🤖 AI Summary
This study addresses the challenge of detecting surface contaminants—such as plastic and rubber—on pork belly in industrial production lines, where conventional computer vision methods fail due to low visual contrast. We propose a pixel-level semantic segmentation framework integrating near-infrared hyperspectral imaging (900–1700 nm) with a lightweight Vision Transformer (ViT). To our knowledge, this is the first application of a lightweight ViT to hyperspectral contaminant segmentation in meat processing.

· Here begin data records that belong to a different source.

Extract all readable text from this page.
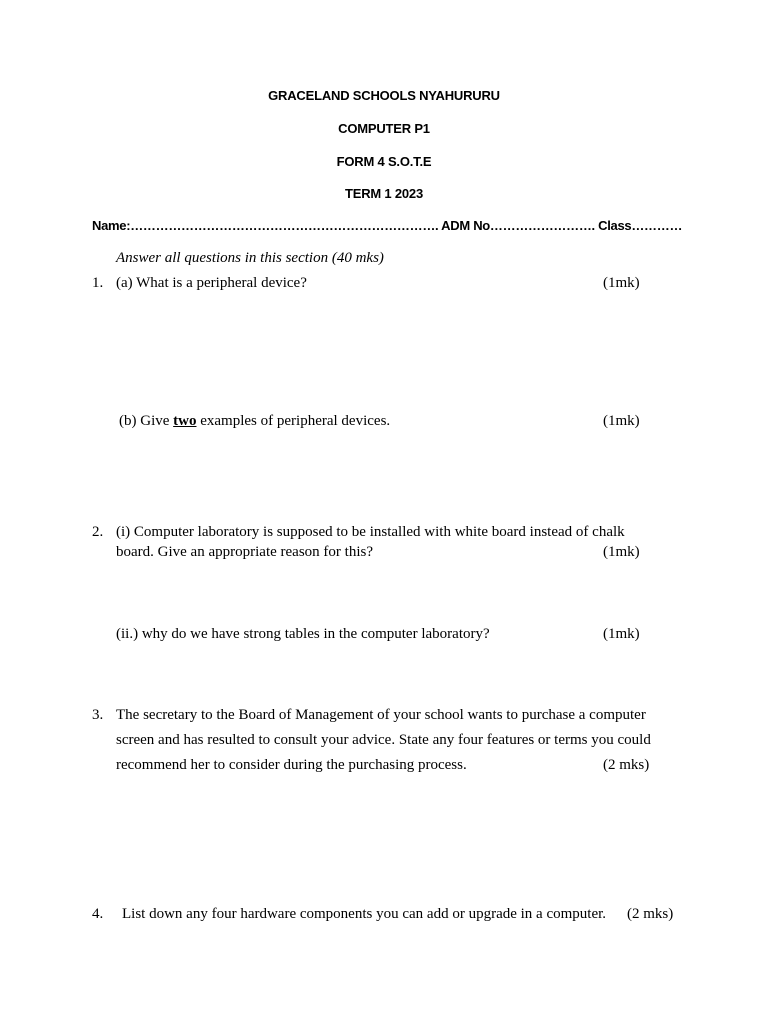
GRACELAND SCHOOLS NYAHURURU
COMPUTER P1
FORM 4 S.O.T.E
TERM 1 2023
Name:………………………………………………………………. ADM No……………………. Class…………
Answer all questions in this section (40 mks)
1. (a) What is a peripheral device?	(1mk)
(b) Give two examples of peripheral devices.	(1mk)
2. (i) Computer laboratory is supposed to be installed with white board instead of chalk
board. Give an appropriate reason for this?	(1mk)
(ii.) why do we have strong tables in the computer laboratory?	(1mk)
3. The secretary to the Board of Management of your school wants to purchase a computer
screen and has resulted to consult your advice. State any four features or terms you could
recommend her to consider during the purchasing process.	(2 mks)
4. List down any four hardware components you can add or upgrade in a computer. (2 mks)
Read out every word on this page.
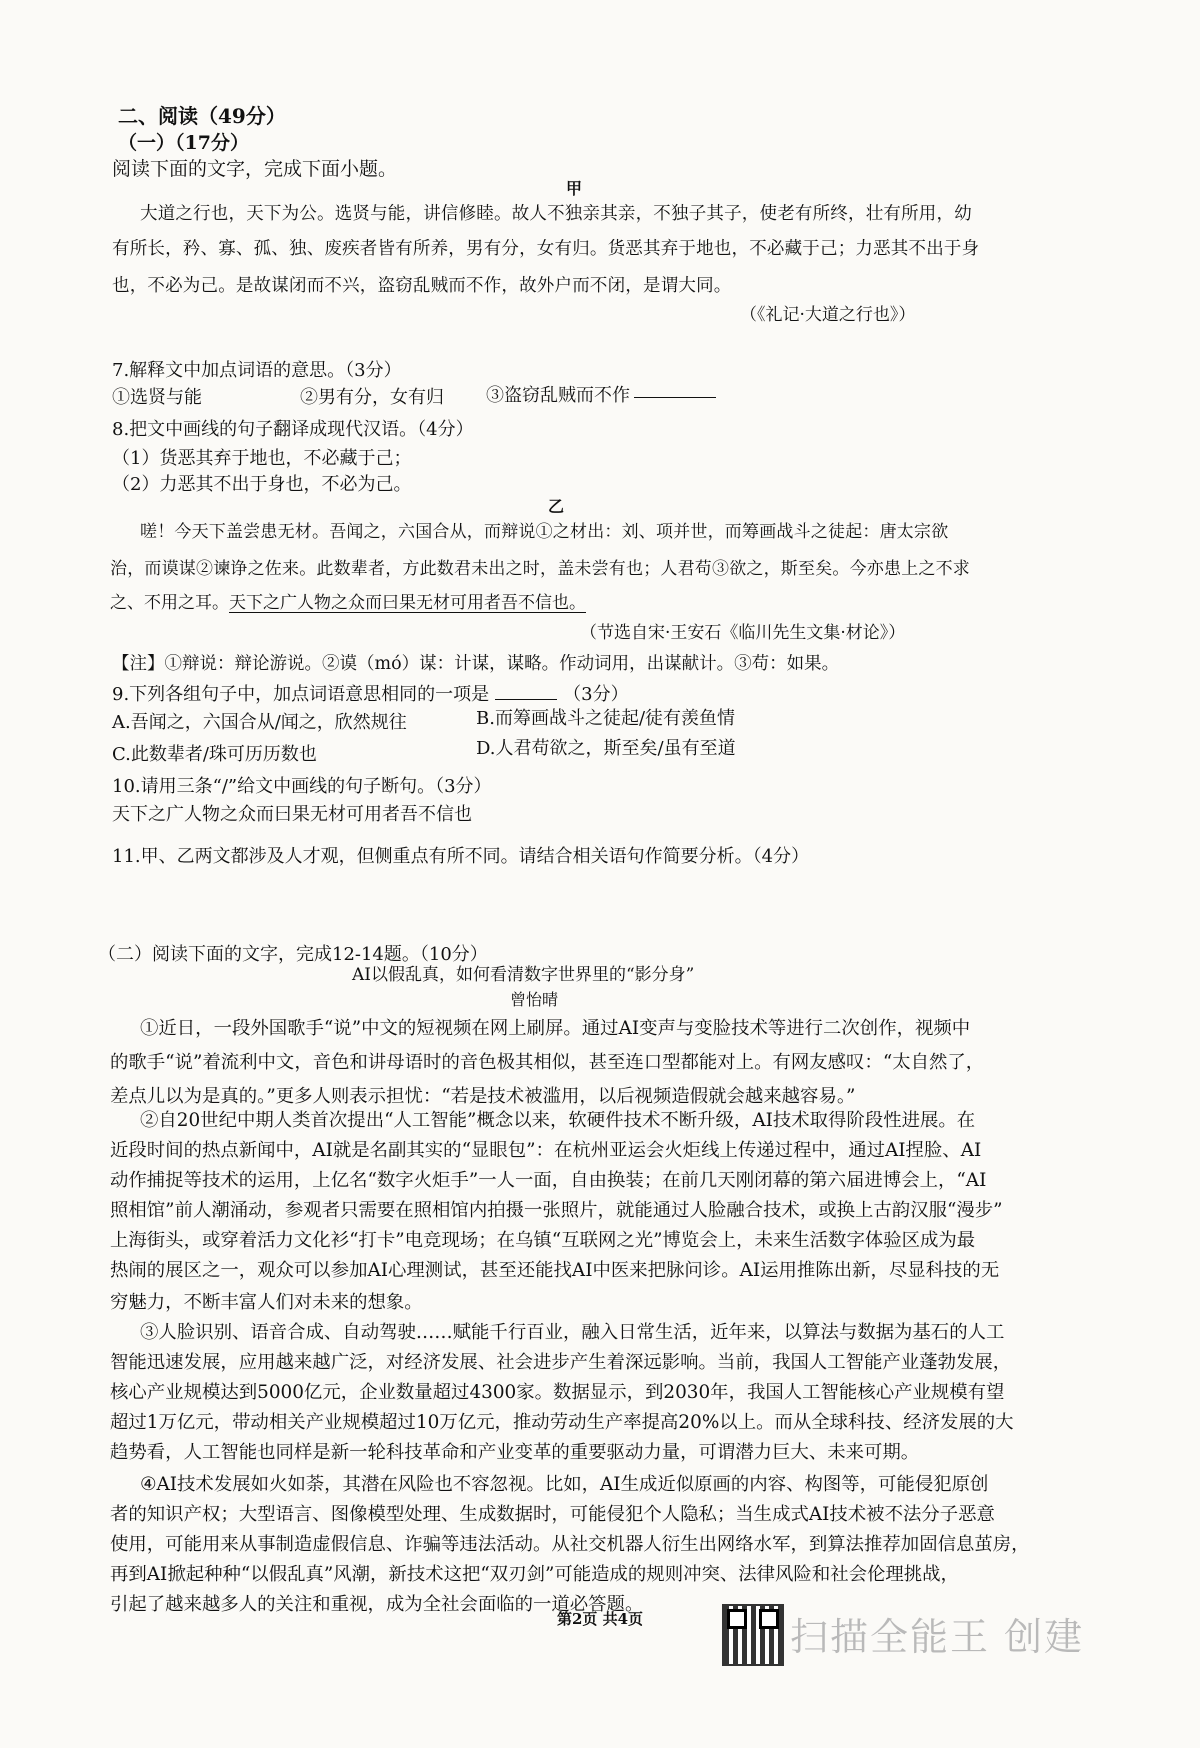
二、阅读（49分）
（一）（17分）
阅读下面的文字，完成下面小题。
甲
大道之行也，天下为公。选贤与能，讲信修睦。故人不独亲其亲，不独子其子，使老有所终，壮有所用，幼
有所长，矜、寡、孤、独、废疾者皆有所养，男有分，女有归。货恶其弃于地也，不必藏于己；力恶其不出于身
也，不必为己。是故谋闭而不兴，盗窃乱贼而不作，故外户而不闭，是谓大同。
（《礼记·大道之行也》）
7.解释文中加点词语的意思。（3分）
①选贤与能	②男有分，女有归 ③盗窃乱贼而不作
8.把文中画线的句子翻译成现代汉语。（4分）
（1）货恶其弃于地也，不必藏于己；
（2）力恶其不出于身也，不必为己。
乙
嗟！今天下盖尝患无材。吾闻之，六国合从，而辩说①之材出：刘、项并世，而筹画战斗之徒起：唐太宗欲
治，而谟谋②谏诤之佐来。此数辈者，方此数君未出之时，盖未尝有也；人君苟③欲之，斯至矣。今亦患上之不求
之、不用之耳。天下之广人物之众而曰果无材可用者吾不信也。
（节选自宋·王安石《临川先生文集·材论》）
【注】①辩说：辩论游说。②谟（mó）谋：计谋，谋略。作动词用，出谋献计。③苟：如果。
9.下列各组句子中，加点词语意思相同的一项是	（3分）
A.吾闻之，六国合从/闻之，欣然规往	B.而筹画战斗之徒起/徒有羡鱼情
C.此数辈者/珠可历历数也	D.人君苟欲之，斯至矣/虽有至道
10.请用三条“/”给文中画线的句子断句。（3分）
天下之广人物之众而曰果无材可用者吾不信也
11.甲、乙两文都涉及人才观，但侧重点有所不同。请结合相关语句作简要分析。（4分）
（二）阅读下面的文字，完成12-14题。（10分）
AI以假乱真，如何看清数字世界里的“影分身”
曾怡晴
①近日，一段外国歌手“说”中文的短视频在网上刷屏。通过AI变声与变脸技术等进行二次创作，视频中
的歌手“说”着流利中文，音色和讲母语时的音色极其相似，甚至连口型都能对上。有网友感叹：“太自然了，
差点儿以为是真的。”更多人则表示担忧：“若是技术被滥用，以后视频造假就会越来越容易。”
②自20世纪中期人类首次提出“人工智能”概念以来，软硬件技术不断升级，AI技术取得阶段性进展。在
近段时间的热点新闻中，AI就是名副其实的“显眼包”：在杭州亚运会火炬线上传递过程中，通过AI捏脸、AI
动作捕捉等技术的运用，上亿名“数字火炬手”一人一面，自由换装；在前几天刚闭幕的第六届进博会上，“AI
照相馆”前人潮涌动，参观者只需要在照相馆内拍摄一张照片，就能通过人脸融合技术，或换上古韵汉服“漫步”
上海街头，或穿着活力文化衫“打卡”电竞现场；在乌镇“互联网之光”博览会上，未来生活数字体验区成为最
热闹的展区之一，观众可以参加AI心理测试，甚至还能找AI中医来把脉问诊。AI运用推陈出新，尽显科技的无
穷魅力，不断丰富人们对未来的想象。
③人脸识别、语音合成、自动驾驶……赋能千行百业，融入日常生活，近年来，以算法与数据为基石的人工
智能迅速发展，应用越来越广泛，对经济发展、社会进步产生着深远影响。当前，我国人工智能产业蓬勃发展，
核心产业规模达到5000亿元，企业数量超过4300家。数据显示，到2030年，我国人工智能核心产业规模有望
超过1万亿元，带动相关产业规模超过10万亿元，推动劳动生产率提高20%以上。而从全球科技、经济发展的大
趋势看，人工智能也同样是新一轮科技革命和产业变革的重要驱动力量，可谓潜力巨大、未来可期。
④AI技术发展如火如荼，其潜在风险也不容忽视。比如，AI生成近似原画的内容、构图等，可能侵犯原创
者的知识产权；大型语言、图像模型处理、生成数据时，可能侵犯个人隐私；当生成式AI技术被不法分子恶意
使用，可能用来从事制造虚假信息、诈骗等违法活动。从社交机器人衍生出网络水军，到算法推荐加固信息茧房，
再到AI掀起种种“以假乱真”风潮，新技术这把“双刃剑”可能造成的规则冲突、法律风险和社会伦理挑战，
引起了越来越多人的关注和重视，成为全社会面临的一道必答题。
第2页 共4页	扫描全能王 创建
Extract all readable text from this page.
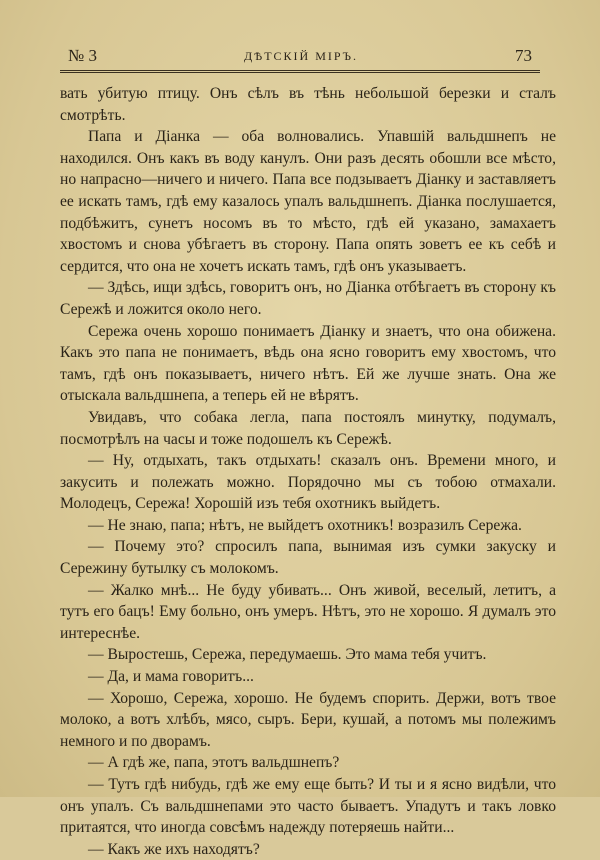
№ 3	ДѢТСКІЙ МІРЪ.	73

вать убитую птицу. Онъ сѣлъ въ тѣнь небольшой березки и сталъ смотрѣть.

Папа и Діанка — оба волновались. Упавшій вальдшнепъ не находился. Онъ какъ въ воду канулъ. Они разъ десять обошли все мѣсто, но напрасно—ничего и ничего. Папа все подзываетъ Діанку и заставляетъ ее искать тамъ, гдѣ ему казалось упалъ вальдшнепъ. Діанка послушается, подбѣжитъ, сунетъ носомъ въ то мѣсто, гдѣ ей указано, замахаетъ хвостомъ и снова убѣгаетъ въ сторону. Папа опять зоветъ ее къ себѣ и сердится, что она не хочетъ искать тамъ, гдѣ онъ указываетъ.

— Здѣсь, ищи здѣсь, говоритъ онъ, но Діанка отбѣгаетъ въ сторону къ Сережѣ и ложится около него.

Сережа очень хорошо понимаетъ Діанку и знаетъ, что она обижена. Какъ это папа не понимаетъ, вѣдь она ясно говоритъ ему хвостомъ, что тамъ, гдѣ онъ показываетъ, ничего нѣтъ. Ей же лучше знать. Она же отыскала вальдшнепа, а теперь ей не вѣрятъ.

Увидавъ, что собака легла, папа постоялъ минутку, подумалъ, посмотрѣлъ на часы и тоже подошелъ къ Сережѣ.

— Ну, отдыхать, такъ отдыхать! сказалъ онъ. Времени много, и закусить и полежать можно. Порядочно мы съ тобою отмахали. Молодецъ, Сережа! Хорошій изъ тебя охотникъ выйдетъ.

— Не знаю, папа; нѣтъ, не выйдетъ охотникъ! возразилъ Сережа.

— Почему это? спросилъ папа, вынимая изъ сумки закуску и Сережину бутылку съ молокомъ.

— Жалко мнѣ... Не буду убивать... Онъ живой, веселый, летитъ, а тутъ его бацъ! Ему больно, онъ умеръ. Нѣтъ, это не хорошо. Я думалъ это интереснѣе.

— Выростешь, Сережа, передумаешь. Это мама тебя учитъ.

— Да, и мама говоритъ...

— Хорошо, Сережа, хорошо. Не будемъ спорить. Держи, вотъ твое молоко, а вотъ хлѣбъ, мясо, сыръ. Бери, кушай, а потомъ мы полежимъ немного и по дворамъ.

— А гдѣ же, папа, этотъ вальдшнепъ?

— Тутъ гдѣ нибудь, гдѣ же ему еще быть? И ты и я ясно видѣли, что онъ упалъ. Съ вальдшнепами это часто бываетъ. Упадутъ и такъ ловко притаятся, что иногда совсѣмъ надежду потеряешь найти...

— Какъ же ихъ находятъ?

The method incorporates adaptive spectral preprocessing and a channel-wise attention mechanism to mitigate interference from spectral similarity, ambient temperature fluctuations, and system noise. Evaluated on real-world production-line data, the approach achieves an average intersection-over-union (mIoU) of >98.2% and operates at 23 frames per second (FPS), significantly improving both robustness and real-time performance. This work delivers a deployable AI solution for quality control in meat processing.
📝 Abstract
Ensuring food safety and quality is critical in the food processing industry, where the detection of contaminants remains a persistent challenge. This study presents an automated solution for detecting foreign objects on pork belly meat using hyperspectral imaging (HSI). A hyperspectral camera was used to capture data across various bands in the near-infrared (NIR) spectrum (900-1700 nm), enabling accurate identification of contaminants that are often undetectable through traditional visual inspection methods. The proposed solution combines pre-processing techniques with a segmentation approach based on a lightweight Vision Transformer (ViT) to distinguish contaminants from meat, fat, and conveyor belt materials. The adopted strategy demonstrates high detection accuracy and training efficiency, while also addressing key industrial challenges such as inherent noise, temperature variations, and spectral similarity between contaminants and pork belly. Experimental results validate the effectiveness of hyperspectral imaging in enhancing food safety, highlighting its potential for broad real-time applications in automated quality control processes.